I have not driven it for a couple of weeks, so I just took the car out for ride, to get a feel for the way it's running. I did my normal twisty route, and then got it up to highway speed on the way home, about 20 miles total, and it ran fine. Did not seem to miss a lick.
One thing I did not mention: my wife put some regular gas in the car, a tank before the current one. After she did it, I put in some octane booster. Ran it down to about a quarter tank and refilled with premium. I never really noticed any issues, but now I wonder if there is a residual amount of regular gas that caused the problem a couple of weeks ago.
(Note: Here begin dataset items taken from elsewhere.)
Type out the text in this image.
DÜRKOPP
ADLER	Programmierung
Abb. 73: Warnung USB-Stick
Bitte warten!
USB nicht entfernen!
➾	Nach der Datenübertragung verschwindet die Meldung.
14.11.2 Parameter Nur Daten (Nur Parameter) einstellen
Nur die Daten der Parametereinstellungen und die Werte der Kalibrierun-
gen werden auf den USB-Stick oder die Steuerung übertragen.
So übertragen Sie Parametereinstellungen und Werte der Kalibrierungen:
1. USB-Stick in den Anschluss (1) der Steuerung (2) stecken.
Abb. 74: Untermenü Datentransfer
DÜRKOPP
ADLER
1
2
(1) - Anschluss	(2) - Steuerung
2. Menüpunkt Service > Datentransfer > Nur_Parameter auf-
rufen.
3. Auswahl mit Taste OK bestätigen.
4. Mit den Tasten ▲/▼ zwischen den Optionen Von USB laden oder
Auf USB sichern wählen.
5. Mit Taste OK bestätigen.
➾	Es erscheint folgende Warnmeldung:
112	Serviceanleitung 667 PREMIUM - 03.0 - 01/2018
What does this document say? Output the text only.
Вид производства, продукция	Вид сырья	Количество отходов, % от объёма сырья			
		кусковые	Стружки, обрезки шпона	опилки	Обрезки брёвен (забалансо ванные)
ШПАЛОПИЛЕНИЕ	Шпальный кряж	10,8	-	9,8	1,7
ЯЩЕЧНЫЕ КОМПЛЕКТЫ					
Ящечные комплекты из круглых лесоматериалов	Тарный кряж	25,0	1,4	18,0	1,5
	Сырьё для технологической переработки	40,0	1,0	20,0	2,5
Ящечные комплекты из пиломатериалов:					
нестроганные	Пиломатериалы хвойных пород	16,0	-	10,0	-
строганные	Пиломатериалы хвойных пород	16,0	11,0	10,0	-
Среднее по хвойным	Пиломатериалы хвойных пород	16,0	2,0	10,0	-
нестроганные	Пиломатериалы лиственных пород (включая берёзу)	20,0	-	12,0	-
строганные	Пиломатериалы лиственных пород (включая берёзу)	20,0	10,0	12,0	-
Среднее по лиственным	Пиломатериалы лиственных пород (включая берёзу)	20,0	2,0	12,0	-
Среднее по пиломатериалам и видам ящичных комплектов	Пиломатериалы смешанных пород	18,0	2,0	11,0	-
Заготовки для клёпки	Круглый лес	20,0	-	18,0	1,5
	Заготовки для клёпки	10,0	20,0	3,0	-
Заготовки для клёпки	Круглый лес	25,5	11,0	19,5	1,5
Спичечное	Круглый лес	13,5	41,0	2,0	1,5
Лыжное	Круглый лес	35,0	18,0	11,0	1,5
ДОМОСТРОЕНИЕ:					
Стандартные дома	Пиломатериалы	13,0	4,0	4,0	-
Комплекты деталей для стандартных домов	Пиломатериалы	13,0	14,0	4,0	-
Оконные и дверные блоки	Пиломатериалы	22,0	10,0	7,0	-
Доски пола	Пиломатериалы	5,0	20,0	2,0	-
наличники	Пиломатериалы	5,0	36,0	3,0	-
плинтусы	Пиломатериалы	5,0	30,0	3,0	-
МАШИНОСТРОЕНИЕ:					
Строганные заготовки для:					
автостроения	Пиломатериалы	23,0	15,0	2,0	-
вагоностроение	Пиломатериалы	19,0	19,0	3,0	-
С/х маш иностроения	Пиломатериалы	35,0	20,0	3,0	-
I need to be better about driving it regularly and keeping fresh gas in it. I'm going to keep your list of ideas in case it starts acting up again.
thanks again
What makes you think that you can notice anything unless it is severe? The knock sensor will retard timing when it hears knock before you can hear it and your butt isn't that sensitive that it can pick up loss of power unless it is severe. If you want to notice anything, you need a scanner to see what the ECM is doing and forget about what the butt dyno says.
When that check engine light comes on, get a scanner on it and research the code returned. Don't just throw parts at it. :-) Glad it is running better.